Declarative Memory-based Structure for the Representation of Text Data
This work addresses the lack of deep text understanding in text processing systems, potentially benefiting natural language processing applications, though it appears incremental in its approach.
The paper tackles the problem of text representation by proposing a scheme inspired by human memory infrastructure, using long-term episodic memory to organize text fragments and reduce redundancy, and Wordnet for semantic memory at the word level. Experimental results on operations over episodic memory and knowledge growth over time are reported, but no concrete numbers are provided.

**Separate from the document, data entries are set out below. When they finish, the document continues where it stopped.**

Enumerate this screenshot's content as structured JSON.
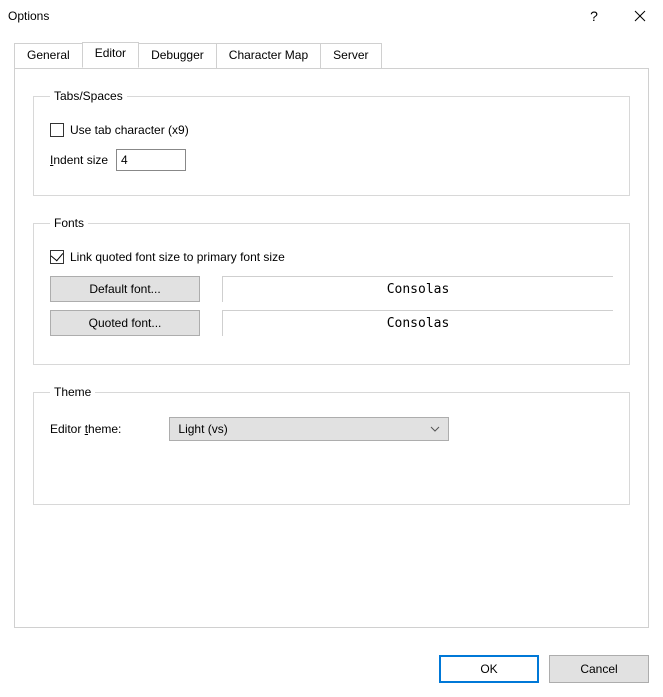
{
  "window": {
    "title": "Options"
  },
  "tabs": {
    "general": "General",
    "editor": "Editor",
    "debugger": "Debugger",
    "charmap": "Character Map",
    "server": "Server"
  },
  "groups": {
    "tabs_spaces": {
      "legend": "Tabs/Spaces",
      "use_tab_label": "Use tab character (x9)",
      "indent_label_pre": "I",
      "indent_label_post": "ndent size",
      "indent_value": "4"
    },
    "fonts": {
      "legend": "Fonts",
      "link_label": "Link quoted font size to primary font size",
      "default_btn": "Default font...",
      "default_value": "Consolas",
      "quoted_btn": "Quoted font...",
      "quoted_value": "Consolas"
    },
    "theme": {
      "legend": "Theme",
      "label_pre": "Editor ",
      "label_u": "t",
      "label_post": "heme:",
      "value": "Light (vs)"
    }
  },
  "buttons": {
    "ok": "OK",
    "cancel": "Cancel"
  }
}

In the era of intelligent computing, computational progress in text processing is an essential consideration. Many systems have been developed to process text over different languages. Though, there is considerable development, they still lack in understanding of the text, i.e., instead of keeping text as knowledge, many treat text as a data. In this work we introduce a text representation scheme which is influenced by human memory infrastructure. Since texts are declarative in nature, a structural organization would foster efficient computation over text. We exploit long term episodic memory to keep text information observed over time. This not only keep fragments of text in an organized fashion but also reduces redundancy and stores the temporal relation among them. Wordnet has been used to imitate semantic memory, which works at word level to facilitate the understanding about individual words within text. Experimental results of various operation performed over episodic memory and growth of knowledge infrastructure over time is reported.